Long time no blog…
I’ve been busy lately working on adding a UI extension to Libgda: merging the good parts of Libgnomedb and Mergeant (which have not been kept up to date) into Libgda. This new UI “extension” will remain optional (built only if GTK+ is found) and includes:
- some data bound widgets (grid anf form views)
- some “administrative” widgets such as a login widget to enter credentials when opening a connection
- a reworked control center where one can manage named data sources (DSN) and check the list of installed database providers (drivers)
- a re-write of the browser tool usefull to analyse the structure of a database and run some statements; this a a kind of merge with the one which existed in Libgnomedb and Mergeant but with a much improved user interface.

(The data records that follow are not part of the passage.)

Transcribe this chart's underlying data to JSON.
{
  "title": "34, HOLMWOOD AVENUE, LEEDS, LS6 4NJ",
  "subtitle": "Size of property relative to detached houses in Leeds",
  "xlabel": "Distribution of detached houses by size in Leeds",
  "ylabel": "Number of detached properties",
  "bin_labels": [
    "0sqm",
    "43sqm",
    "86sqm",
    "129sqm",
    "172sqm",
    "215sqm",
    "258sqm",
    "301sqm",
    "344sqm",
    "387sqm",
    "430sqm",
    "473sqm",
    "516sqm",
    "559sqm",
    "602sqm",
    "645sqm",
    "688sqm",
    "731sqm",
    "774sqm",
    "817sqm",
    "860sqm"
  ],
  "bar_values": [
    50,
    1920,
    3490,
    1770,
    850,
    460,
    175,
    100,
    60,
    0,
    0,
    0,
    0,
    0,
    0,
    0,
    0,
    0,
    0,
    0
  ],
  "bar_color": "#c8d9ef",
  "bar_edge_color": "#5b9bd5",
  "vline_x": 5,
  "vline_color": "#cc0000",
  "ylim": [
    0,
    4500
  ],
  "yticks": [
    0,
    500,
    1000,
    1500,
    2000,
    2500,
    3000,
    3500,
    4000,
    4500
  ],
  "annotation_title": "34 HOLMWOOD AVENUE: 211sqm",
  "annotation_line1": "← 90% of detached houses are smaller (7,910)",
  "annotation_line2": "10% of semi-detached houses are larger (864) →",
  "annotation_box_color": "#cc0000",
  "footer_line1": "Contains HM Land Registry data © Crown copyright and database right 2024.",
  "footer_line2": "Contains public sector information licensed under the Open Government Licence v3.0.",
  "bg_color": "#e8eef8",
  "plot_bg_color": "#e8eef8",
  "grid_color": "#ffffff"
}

This is now all in the master branch in git.gnome.org, works (except for some DnD) on Windows and MacOSX. Here are some screenshots of the new browser, taken using a PostgreSQL database. One can open several connections at the same time in the browser, and for each connection, several windows can be opened. Each window displays a “perspective” (similar to Eclipse’s perspectives), and currently the schema browser perspective is implemented, which is shown below, more will come later (statements execution, reports, etc).
The shot above shows the index page where all the database objects are displayed (tables only for the moment), and the favorites bar on the left where one can drag n drop tables (or later other objects types) for quick access (the trashcan at the bottom is to remove favorites by dragging them on it). Clicking on a table opens a new tab as shown:
The shot above shows the details of table “products” with the traditional fields list and the constraints below (here clicking on the “warehouses” link opens yet another tab for the warehouses table). You can note in the bottom that when showing a table, it is also possible to display the table’s relations, ie. which table are referenced by the current table and which tables reference the current table, as show:
The shot above cleary shows that the “customers” table references the “locations” and “salesrep” tables and is itself referenced by the “orders” table. The canvas is drawn using GooCanvas and can be exported to PNG and SVG or printed.